WELLBEING → OFF THE COUCH Issue 820 · July 22, 2020

Back to the Trenches

"I’m not sure I want to go back there, even on the other side”

Back to the Trenches

 

Imet Kalman for the second time at a mosad that was a cross between a yeshivah and a rehab center, where he was a dorm counselor and had obviously developed a strong rapport with the bochurim. They called him their shrink. Part III

Kalman was about to start the final year of his degree in social work, when he called and asked if we could meet.

For Kalman, it was a milestone. Before he started, he was nervous about entering a rigorous academic program, considering his own less-than-stellar early yeshivah history — but now he was heading toward the finish line. We’d remained in touch since he made a decision to put his natural talents and hard-won personal victories into a professional field where he hoped to help others in their struggles. He was intimately familiar with the challenges of the street, of bochurim who felt disenfranchised and unable to make the grade in typical yeshivos, of young people who thought life would be better on the other side of the rainbow, only to crash headlong into the quicksand of alcohol and substance abuse and other illicit behaviors until someone would be there with a rope to pull the lucky ones out.

And he knew he was one of the lucky ones.

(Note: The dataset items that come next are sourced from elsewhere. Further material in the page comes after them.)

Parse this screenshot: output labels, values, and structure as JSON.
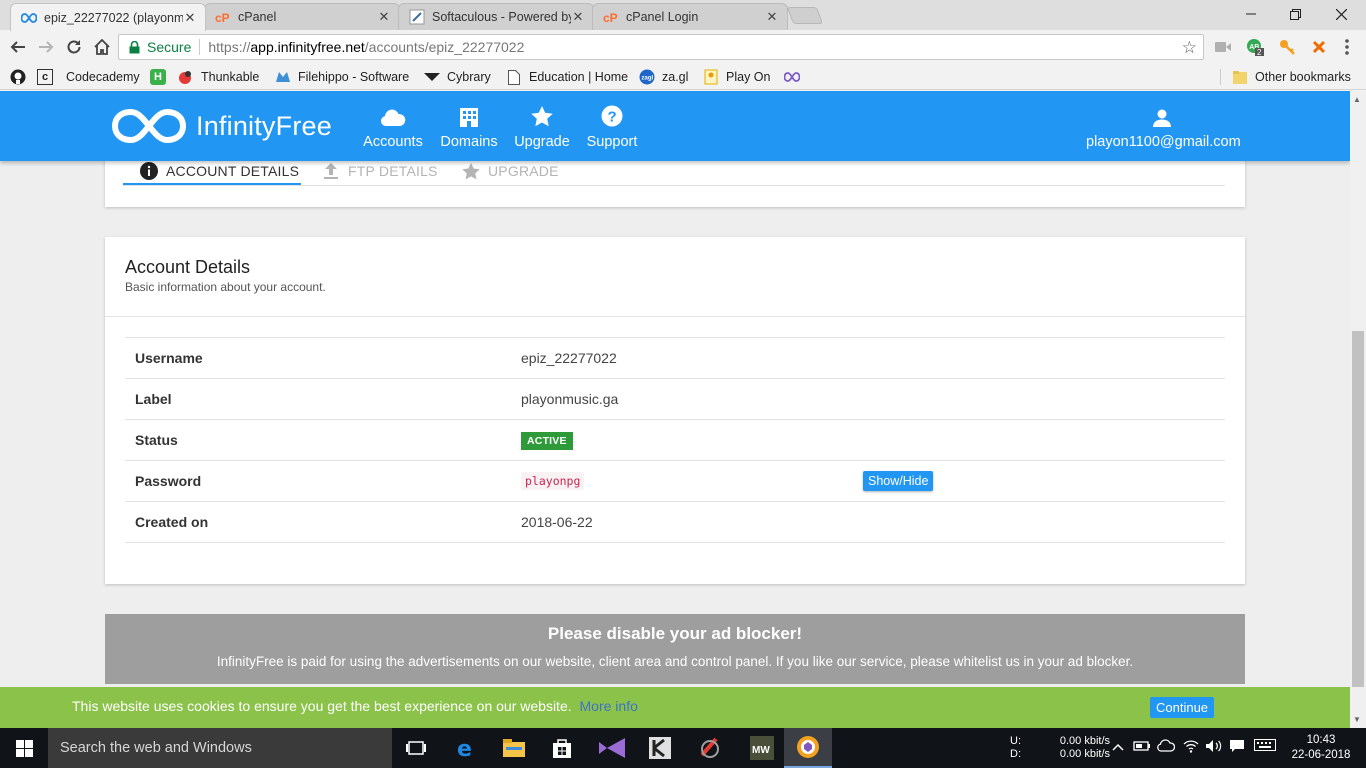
{
  "browser": {
    "tabs": [
      {
        "title": "epiz_22277022 (playonm",
        "icon": "infinity-icon",
        "active": true
      },
      {
        "title": "cPanel",
        "icon": "cpanel-icon",
        "active": false
      },
      {
        "title": "Softaculous - Powered by",
        "icon": "softaculous-icon",
        "active": false
      },
      {
        "title": "cPanel Login",
        "icon": "cpanel-icon",
        "active": false
      }
    ],
    "address": {
      "secure_label": "Secure",
      "scheme": "https://",
      "host": "app.infinityfree.net",
      "path": "/accounts/epiz_22277022"
    },
    "extension_badge": "2",
    "bookmarks": [
      {
        "label": "",
        "icon": "github-icon"
      },
      {
        "label": "",
        "icon": "codecademy-c-icon"
      },
      {
        "label": "Codecademy",
        "icon": "codecademy-icon"
      },
      {
        "label": "",
        "icon": "h-icon"
      },
      {
        "label": "Thunkable",
        "icon": "thunkable-icon"
      },
      {
        "label": "Filehippo - Software",
        "icon": "filehippo-icon"
      },
      {
        "label": "Cybrary",
        "icon": "cybrary-icon"
      },
      {
        "label": "Education | Home",
        "icon": "page-icon"
      },
      {
        "label": "za.gl",
        "icon": "zagl-icon"
      },
      {
        "label": "Play On",
        "icon": "playon-icon"
      },
      {
        "label": "",
        "icon": "infinity-icon"
      }
    ],
    "other_bookmarks": "Other bookmarks"
  },
  "site": {
    "brand": "InfinityFree",
    "nav": [
      {
        "label": "Accounts",
        "icon": "cloud-icon"
      },
      {
        "label": "Domains",
        "icon": "building-icon"
      },
      {
        "label": "Upgrade",
        "icon": "star-icon"
      },
      {
        "label": "Support",
        "icon": "help-icon"
      }
    ],
    "user_email": "playon1100@gmail.com",
    "colors": {
      "primary": "#2196f3",
      "active_badge": "#2e9a3a",
      "cookie_bar": "#8bc34a",
      "adblock": "#9e9e9e"
    }
  },
  "account_tabs": [
    {
      "label": "ACCOUNT DETAILS",
      "icon": "info-icon"
    },
    {
      "label": "FTP DETAILS",
      "icon": "upload-icon"
    },
    {
      "label": "UPGRADE",
      "icon": "star-icon"
    }
  ],
  "details": {
    "title": "Account Details",
    "subtitle": "Basic information about your account.",
    "rows": {
      "username": {
        "label": "Username",
        "value": "epiz_22277022"
      },
      "label": {
        "label": "Label",
        "value": "playonmusic.ga"
      },
      "status": {
        "label": "Status",
        "value": "ACTIVE"
      },
      "password": {
        "label": "Password",
        "value": "playonpg",
        "button": "Show/Hide"
      },
      "created": {
        "label": "Created on",
        "value": "2018-06-22"
      }
    }
  },
  "adblock": {
    "title": "Please disable your ad blocker!",
    "text": "InfinityFree is paid for using the advertisements on our website, client area and control panel. If you like our service, please whitelist us in your ad blocker."
  },
  "cookie": {
    "text": "This website uses cookies to ensure you get the best experience on our website.",
    "more": "More info",
    "button": "Continue"
  },
  "taskbar": {
    "search_placeholder": "Search the web and Windows",
    "net_up_label": "U:",
    "net_down_label": "D:",
    "net_up": "0.00 kbit/s",
    "net_down": "0.00 kbit/s",
    "time": "10:43",
    "date": "22-06-2018"
  }
}
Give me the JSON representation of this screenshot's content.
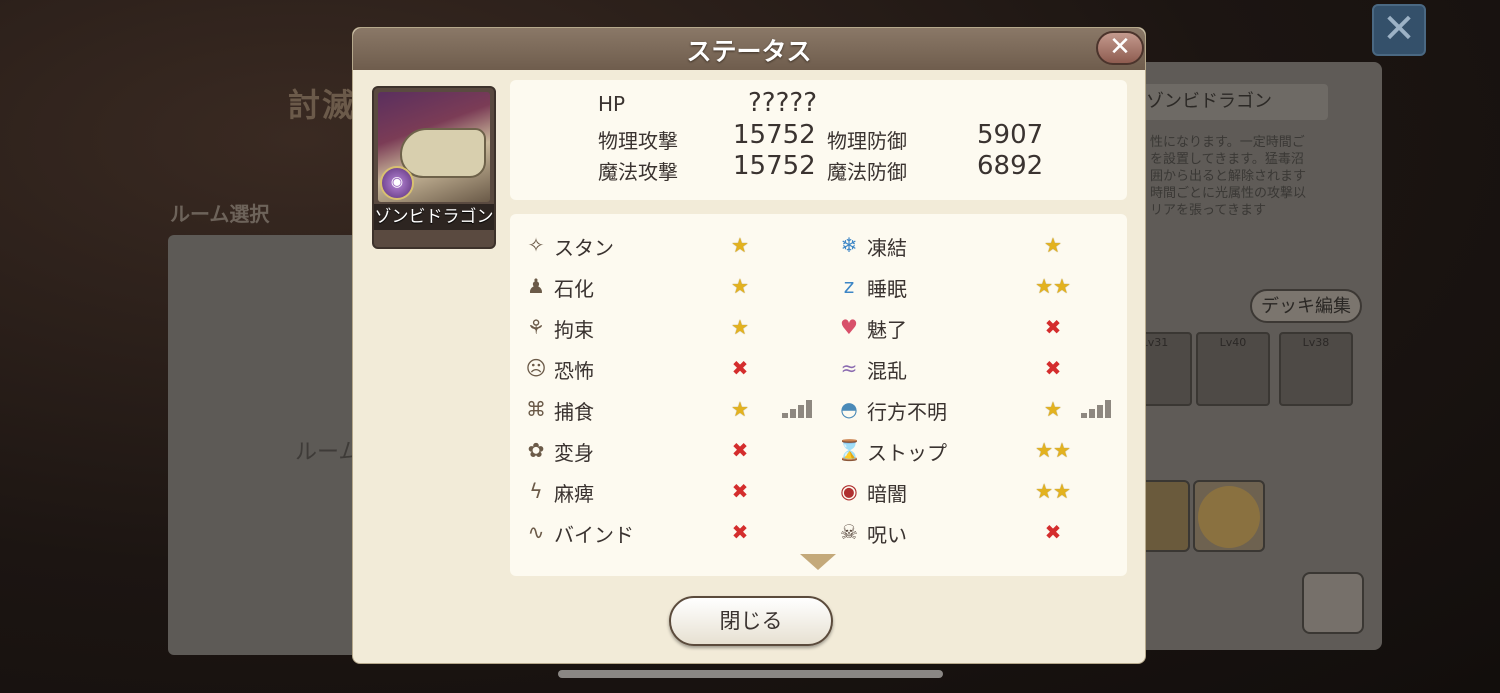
{
  "background": {
    "title": "討滅",
    "section": "ルーム選択",
    "room_text": "ルーム",
    "boss_name": "ゾンビドラゴン",
    "description": [
      "性になります。一定時間ご",
      "を設置してきます。猛毒沼",
      "囲から出ると解除されます",
      "時間ごとに光属性の攻撃以",
      "リアを張ってきます"
    ],
    "deck_button": "デッキ編集",
    "party_cards": [
      "Lv31",
      "Lv40",
      "Lv38"
    ],
    "close_label": "✕"
  },
  "modal": {
    "title": "ステータス",
    "close_x": "✕",
    "portrait_name": "ゾンビドラゴン",
    "stats": {
      "hp_label": "HP",
      "hp_value": "?????",
      "patk_label": "物理攻撃",
      "patk_value": "15752",
      "pdef_label": "物理防御",
      "pdef_value": "5907",
      "matk_label": "魔法攻撃",
      "matk_value": "15752",
      "mdef_label": "魔法防御",
      "mdef_value": "6892"
    },
    "resistances_left": [
      {
        "icon": "✧",
        "label": "スタン",
        "mark": "★",
        "type": "star"
      },
      {
        "icon": "♟",
        "label": "石化",
        "mark": "★",
        "type": "star"
      },
      {
        "icon": "⚘",
        "label": "拘束",
        "mark": "★",
        "type": "star"
      },
      {
        "icon": "☹",
        "label": "恐怖",
        "mark": "✖",
        "type": "x"
      },
      {
        "icon": "⌘",
        "label": "捕食",
        "mark": "★",
        "type": "star",
        "bars": true
      },
      {
        "icon": "✿",
        "label": "変身",
        "mark": "✖",
        "type": "x"
      },
      {
        "icon": "ϟ",
        "label": "麻痺",
        "mark": "✖",
        "type": "x"
      },
      {
        "icon": "∿",
        "label": "バインド",
        "mark": "✖",
        "type": "x"
      }
    ],
    "resistances_right": [
      {
        "icon": "❄",
        "label": "凍結",
        "mark": "★",
        "type": "star"
      },
      {
        "icon": "z",
        "label": "睡眠",
        "mark": "★★",
        "type": "star"
      },
      {
        "icon": "♥",
        "label": "魅了",
        "mark": "✖",
        "type": "x"
      },
      {
        "icon": "≈",
        "label": "混乱",
        "mark": "✖",
        "type": "x"
      },
      {
        "icon": "◓",
        "label": "行方不明",
        "mark": "★",
        "type": "star",
        "bars": true
      },
      {
        "icon": "⌛",
        "label": "ストップ",
        "mark": "★★",
        "type": "star"
      },
      {
        "icon": "◉",
        "label": "暗闇",
        "mark": "★★",
        "type": "star"
      },
      {
        "icon": "☠",
        "label": "呪い",
        "mark": "✖",
        "type": "x"
      }
    ],
    "close_button": "閉じる"
  }
}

We’d originally met in his yeshivah, when he invited me to give a talk about spotting the signs of falling into addictions. He looked the regular black-and-white part, but later revealed that he’d worked hard to rehabilitate himself following a bout with alcohol and depression. The following year we met again, when he was the dorm counselor at a program that was something between a yeshivah and a rehab outside Jerusalem.